While playing with a baby, you press the button on a pop-up box, the baby looks at the box with delight, giggles and looks back at you, such as to suggest, “that was exciting, do that again!”. This look by the baby from the pop-up box to the adult, to gain the adult’s attention on the same object, is known as joint attention or shared attention. Joint attention is when two people co-ordinate their focus of attention to the same thing (either a person, object, event, etc.). It is a skill that begins to develop very early in life, as early as infancy. Joint attention is a communication skill that involves gaining a person’s attention, maintaining that attention, as well as shifting it. It can be gained in different forms, either by the use of gesture (pointing), eye gaze, sounds or words. Joint attention is an essential building block to learning language.

Why is joint attention important?

Children learn how to communicate from their daily interactions with others. Increased opportunities for interactions allow for children to build their communication skills. For children to be able to interact with others, they need to develop their joint attention skills. This allows them to be able to share their attention between the person and the object at the same time.

Children build their receptive and expressive language from listening to adults talk about the object that the child is playing with. This allows the child to match the words that the adult is using to the object and therefore begin to form their receptive and expressive vocabulary. Joint attention also allows for children to work on their conversational turn-taking skills, such as either responding or initiating an interaction, by pointing or saying “look over there” and waiting for the adult’s response. Joint attention also allows for children to learn how to interact with a toy in new ways through observing adults and their way of play, as well as how to have fun while playing with both the toy and the adult at the same time.

Strategies to help you improve your child’s joint attention skills.

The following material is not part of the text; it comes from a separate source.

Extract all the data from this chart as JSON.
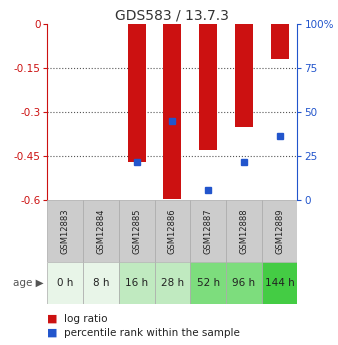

  • During play, connect with your child by making sure you are at their eye-level, maintaining eye-contact and using sounds and words and gestures like pointing.
  • Bringing the object to your face, this allows for the child to engage with both the object as well as with you.
  • To practice pointing, try using hand-over-hand teaching.
  • Follow your child’s lead, if they show interest in an object, add a comment, and use a visual cue such as pointing.
  • Try following your child’s lead, rather than directing your child’s play, observe them, and follow their actions while at the same time commenting on those actions so as to provide them with the language, make sure to be playful while interacting, as this will encourage the interaction between your child, the toy and you!